Analyst David Roux raised his rating on Adidas to “Buy” from “Neutral” and his price target to €235 from €174. In a note, Roux said he saw Adidas’ better-than-expected margins in the second quarter as “the clearest indication yet that the brand is inflecting. This increases our confidence in its turnaround and mid-term earnings potential.”

Roux noted that the underlying gross margin, excluding the impact from Yeezy sales, exceeded consensus expectations by 100 basis points and was down 50 basis points year-over-year, while gross margins from peers were down 150 basis points. Roux further noted that the improving gross margin trend was boosted by full-price sell-throughs “with cyclical tailwinds yet to come.” Better profitability than budgeted “could allow for additional investment into marketing, fueling a virtuous cycle, or drop-through to higher operating margins.”

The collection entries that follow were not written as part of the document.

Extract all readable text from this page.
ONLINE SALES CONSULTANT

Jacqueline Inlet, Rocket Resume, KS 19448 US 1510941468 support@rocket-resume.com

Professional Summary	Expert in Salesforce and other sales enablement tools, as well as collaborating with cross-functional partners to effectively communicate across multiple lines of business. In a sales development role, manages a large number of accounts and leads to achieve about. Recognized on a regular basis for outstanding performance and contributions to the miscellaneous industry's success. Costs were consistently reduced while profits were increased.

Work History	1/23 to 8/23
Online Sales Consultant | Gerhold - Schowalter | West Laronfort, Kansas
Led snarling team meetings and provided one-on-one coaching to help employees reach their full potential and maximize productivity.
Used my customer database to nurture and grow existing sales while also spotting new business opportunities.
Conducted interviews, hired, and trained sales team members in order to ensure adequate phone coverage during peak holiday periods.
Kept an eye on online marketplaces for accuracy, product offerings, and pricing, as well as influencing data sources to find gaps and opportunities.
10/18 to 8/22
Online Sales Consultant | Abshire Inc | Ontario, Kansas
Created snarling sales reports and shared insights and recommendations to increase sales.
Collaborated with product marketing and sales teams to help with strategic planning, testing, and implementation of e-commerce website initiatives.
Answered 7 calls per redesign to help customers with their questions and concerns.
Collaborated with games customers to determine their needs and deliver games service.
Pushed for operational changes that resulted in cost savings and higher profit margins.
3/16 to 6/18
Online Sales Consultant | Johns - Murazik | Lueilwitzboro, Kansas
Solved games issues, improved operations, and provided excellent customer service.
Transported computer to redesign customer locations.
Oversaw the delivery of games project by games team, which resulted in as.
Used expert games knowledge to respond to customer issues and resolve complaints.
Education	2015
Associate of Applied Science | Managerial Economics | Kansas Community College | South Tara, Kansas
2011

Regarding top-line growth, Roux said that after losing global market share from 2018 to 2022, Adidas, under the leadership of Bjørn Gulden, is scaling strong demand for its retro Terrace sneaker franchises, similar to a successful strategy Adidas tapped over 2014 and 2015 with Stan Smith and Superstar. The analyst wrote, “We are encouraged by the organic surge in popularity of Terrace styles with consumers and wholesale partners as well as high full-price sell-through. We see these relaunches as a meaningful step in restoring brand heat and regaining market share.”

Also supporting Roux’s upgrade is a more conservative guidance framework by Adidas’ new leadership team, “swiftly improving” inventories and demand recovery for European sportswear in China that he believes could surprise the upside through 2024.

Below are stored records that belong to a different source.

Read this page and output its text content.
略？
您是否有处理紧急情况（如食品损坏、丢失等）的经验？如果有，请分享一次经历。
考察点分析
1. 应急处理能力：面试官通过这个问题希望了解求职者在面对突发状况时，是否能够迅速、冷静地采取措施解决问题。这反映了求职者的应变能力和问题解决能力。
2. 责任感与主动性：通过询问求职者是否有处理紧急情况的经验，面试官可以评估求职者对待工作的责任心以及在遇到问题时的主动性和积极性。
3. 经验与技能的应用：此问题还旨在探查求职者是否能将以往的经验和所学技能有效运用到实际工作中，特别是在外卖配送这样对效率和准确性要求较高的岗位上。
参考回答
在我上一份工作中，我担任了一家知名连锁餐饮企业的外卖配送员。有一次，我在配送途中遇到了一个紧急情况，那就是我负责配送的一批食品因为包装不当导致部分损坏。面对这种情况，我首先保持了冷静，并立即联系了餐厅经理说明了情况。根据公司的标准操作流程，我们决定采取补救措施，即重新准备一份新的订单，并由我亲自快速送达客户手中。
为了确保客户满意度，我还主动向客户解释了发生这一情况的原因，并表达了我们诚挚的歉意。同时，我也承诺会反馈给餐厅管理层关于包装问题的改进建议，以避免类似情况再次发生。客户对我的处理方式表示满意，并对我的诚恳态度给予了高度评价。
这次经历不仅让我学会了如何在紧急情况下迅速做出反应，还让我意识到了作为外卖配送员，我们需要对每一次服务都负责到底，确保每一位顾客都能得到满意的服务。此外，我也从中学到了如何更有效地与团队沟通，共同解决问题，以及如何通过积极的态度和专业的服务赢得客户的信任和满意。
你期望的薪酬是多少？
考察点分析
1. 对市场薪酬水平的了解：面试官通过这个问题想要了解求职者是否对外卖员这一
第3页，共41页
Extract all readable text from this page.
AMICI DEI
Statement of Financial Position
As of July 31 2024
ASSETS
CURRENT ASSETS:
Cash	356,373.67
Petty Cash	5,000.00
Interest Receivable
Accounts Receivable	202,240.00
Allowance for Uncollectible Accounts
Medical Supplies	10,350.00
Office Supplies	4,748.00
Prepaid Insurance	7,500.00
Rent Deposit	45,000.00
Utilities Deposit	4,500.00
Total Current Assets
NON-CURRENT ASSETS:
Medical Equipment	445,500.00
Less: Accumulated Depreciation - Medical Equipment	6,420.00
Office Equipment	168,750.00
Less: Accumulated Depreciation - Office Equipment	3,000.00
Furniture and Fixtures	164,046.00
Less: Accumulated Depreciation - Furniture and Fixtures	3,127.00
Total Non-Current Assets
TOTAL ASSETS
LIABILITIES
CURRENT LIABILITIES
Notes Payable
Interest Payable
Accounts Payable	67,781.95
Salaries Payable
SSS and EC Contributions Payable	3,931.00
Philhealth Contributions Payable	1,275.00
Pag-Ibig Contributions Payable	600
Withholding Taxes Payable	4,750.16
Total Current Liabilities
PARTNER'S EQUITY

In a separate note, Robby Ohmes raised his price target on Dick’s Sporting Goods to $180 from $170 and his earnings targets while reiterating his “Buy” rating on the stock. He lifted his price target on Academy to $80 from $75 on higher earnings expectations while reiterating his “Buy” rating.

Ohmes raised his second-quarter EPS estimate on Dick’s to $3.83, above the consensus of $3.82, and now expects Q2 same-store sales growth of 4.0 percent versus 2 percent previously. He wrote, “Our estimate is now above consensus of 2.5 percent as Bloomberg Second Measure credit and debit card data for DKS (99 percent correlated with DKS reported same-store sales) implies sequential acceleration in same-store sales versus 1Q given stronger transaction volume, which should help offset slight deceleration in average ticket.”

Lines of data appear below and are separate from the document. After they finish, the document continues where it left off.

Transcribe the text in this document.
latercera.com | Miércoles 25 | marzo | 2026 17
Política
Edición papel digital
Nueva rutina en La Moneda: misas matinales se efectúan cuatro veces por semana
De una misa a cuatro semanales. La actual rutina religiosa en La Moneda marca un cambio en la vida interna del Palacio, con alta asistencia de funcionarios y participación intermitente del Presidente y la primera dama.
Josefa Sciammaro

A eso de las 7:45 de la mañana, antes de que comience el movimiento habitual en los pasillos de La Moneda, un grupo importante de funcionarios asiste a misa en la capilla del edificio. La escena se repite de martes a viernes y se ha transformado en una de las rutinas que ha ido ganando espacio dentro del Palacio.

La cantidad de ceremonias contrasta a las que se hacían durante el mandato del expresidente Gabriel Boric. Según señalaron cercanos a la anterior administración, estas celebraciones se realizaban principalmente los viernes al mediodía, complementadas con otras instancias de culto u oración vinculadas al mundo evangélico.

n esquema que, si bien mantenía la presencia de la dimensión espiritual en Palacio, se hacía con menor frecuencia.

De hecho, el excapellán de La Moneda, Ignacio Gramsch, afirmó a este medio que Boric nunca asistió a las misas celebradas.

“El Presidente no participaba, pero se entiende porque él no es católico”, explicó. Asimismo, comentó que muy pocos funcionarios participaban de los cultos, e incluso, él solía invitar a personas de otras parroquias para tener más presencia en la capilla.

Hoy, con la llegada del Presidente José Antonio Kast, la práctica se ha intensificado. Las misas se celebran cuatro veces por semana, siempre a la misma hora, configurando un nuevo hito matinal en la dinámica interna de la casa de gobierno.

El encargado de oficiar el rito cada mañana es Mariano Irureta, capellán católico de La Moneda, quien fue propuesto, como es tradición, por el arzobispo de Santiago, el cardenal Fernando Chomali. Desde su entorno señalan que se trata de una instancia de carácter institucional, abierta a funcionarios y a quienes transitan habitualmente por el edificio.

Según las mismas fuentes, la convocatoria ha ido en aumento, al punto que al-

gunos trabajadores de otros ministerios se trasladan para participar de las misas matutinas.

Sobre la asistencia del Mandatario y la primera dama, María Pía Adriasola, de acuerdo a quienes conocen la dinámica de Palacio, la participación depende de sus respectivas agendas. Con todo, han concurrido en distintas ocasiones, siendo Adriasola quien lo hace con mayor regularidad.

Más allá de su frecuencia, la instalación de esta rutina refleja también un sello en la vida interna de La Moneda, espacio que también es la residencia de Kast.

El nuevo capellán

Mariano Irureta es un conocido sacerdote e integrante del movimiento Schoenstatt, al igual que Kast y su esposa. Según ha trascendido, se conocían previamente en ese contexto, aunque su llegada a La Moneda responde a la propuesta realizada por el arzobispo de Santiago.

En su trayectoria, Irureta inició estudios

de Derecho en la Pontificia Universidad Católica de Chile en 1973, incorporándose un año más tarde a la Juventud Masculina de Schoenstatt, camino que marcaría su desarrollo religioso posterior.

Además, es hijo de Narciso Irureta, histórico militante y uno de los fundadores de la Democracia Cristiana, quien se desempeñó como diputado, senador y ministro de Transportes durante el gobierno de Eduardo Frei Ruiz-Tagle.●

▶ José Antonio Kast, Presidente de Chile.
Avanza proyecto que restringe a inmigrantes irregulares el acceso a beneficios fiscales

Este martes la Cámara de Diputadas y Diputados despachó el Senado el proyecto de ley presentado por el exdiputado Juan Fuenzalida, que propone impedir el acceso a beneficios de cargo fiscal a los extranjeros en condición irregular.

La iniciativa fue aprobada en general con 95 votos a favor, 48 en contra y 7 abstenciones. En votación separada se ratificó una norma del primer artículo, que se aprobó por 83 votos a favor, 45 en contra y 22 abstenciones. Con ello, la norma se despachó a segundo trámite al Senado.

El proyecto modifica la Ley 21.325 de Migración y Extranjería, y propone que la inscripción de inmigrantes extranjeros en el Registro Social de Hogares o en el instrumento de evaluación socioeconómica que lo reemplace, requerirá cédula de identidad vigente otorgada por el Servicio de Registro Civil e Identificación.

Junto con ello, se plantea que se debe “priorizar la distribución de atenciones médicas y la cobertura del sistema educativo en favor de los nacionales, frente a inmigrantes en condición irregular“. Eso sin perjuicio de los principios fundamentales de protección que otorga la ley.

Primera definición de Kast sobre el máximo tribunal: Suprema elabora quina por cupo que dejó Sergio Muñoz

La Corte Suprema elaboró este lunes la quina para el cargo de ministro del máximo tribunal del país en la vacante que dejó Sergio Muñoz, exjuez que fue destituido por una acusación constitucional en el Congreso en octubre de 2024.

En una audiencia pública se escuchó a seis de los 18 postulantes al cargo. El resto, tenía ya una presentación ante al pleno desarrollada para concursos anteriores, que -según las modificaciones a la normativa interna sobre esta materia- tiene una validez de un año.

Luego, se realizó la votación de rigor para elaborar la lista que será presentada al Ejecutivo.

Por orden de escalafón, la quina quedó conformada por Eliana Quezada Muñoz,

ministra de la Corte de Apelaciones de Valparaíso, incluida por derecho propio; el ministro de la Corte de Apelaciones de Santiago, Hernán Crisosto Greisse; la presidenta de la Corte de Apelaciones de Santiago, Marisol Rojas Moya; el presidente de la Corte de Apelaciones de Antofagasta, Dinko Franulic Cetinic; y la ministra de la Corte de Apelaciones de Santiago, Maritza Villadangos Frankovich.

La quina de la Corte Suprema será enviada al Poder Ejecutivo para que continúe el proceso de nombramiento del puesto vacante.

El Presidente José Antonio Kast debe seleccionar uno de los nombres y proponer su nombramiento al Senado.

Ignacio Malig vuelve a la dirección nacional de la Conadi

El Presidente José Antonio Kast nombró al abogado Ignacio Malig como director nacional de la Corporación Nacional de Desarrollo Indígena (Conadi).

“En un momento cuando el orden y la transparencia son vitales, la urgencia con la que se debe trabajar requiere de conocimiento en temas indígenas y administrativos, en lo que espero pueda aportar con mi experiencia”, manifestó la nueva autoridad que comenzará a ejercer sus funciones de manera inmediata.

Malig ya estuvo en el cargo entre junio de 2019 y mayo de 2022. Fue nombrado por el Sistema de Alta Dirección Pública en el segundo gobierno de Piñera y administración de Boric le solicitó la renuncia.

By month, Ohmes believes Dick’s comps accelerated through the quarter, with July performing the strongest, suggesting momentum ahead of back-to-school selling. The analyst said DKS had some exposure from the resumption of student loan repayments, as 65 percent of its customers have some form of higher education, according to Placer.ai; however, he also believes that given Dick’s higher median household income, it has less exposure versus peers, Hibbett and Academy.

On Academy, Ohmes raised his same-store sales estimate for the second quarter to negative 6.0 percent from negative 10.0 percent. Consensus estimates call for an 8 percent decline.

Ohmes noted that Bloomberg Second Measure credit and debit card data for ASO likewise implies sequential acceleration in the second quarter versus the first quarter. Ohmes wrote, “We expect same-store sales acceleration on higher average ticket, as we believe pressure in seasonal categories incl. pool and patio improved in 2Q given more favorable weather and continued strength in outdoor cooking/grilling, which helped offset more challenging transaction comps as ASO continued to lap customer ammo stock-ups last year.”

Academy’s second-half outlook implies acceleration in same-store sales, with BOFA expecting the retailer to benefit from an acceleration in traffic as ASO moves past ammo headwinds, the launch of new footwear and apparel brands ahead of the third quarter, and improves targeted marketing through a new customer data platform.

Ohmes also said a rebound in U.S. cyclicals could support DKS and ASO. 

BOFA recently raised the Consumer Discretionary sector to overweight on a potential shift to “early cycle” amid a “soft-landing scenario” for the economy. Ohmes wrote, “We note that a rebound in Consumer Discretionary valuations could support DKS and ASO, especially as Leisure Brands and Retailers generally outperform in the first year of bull markets.”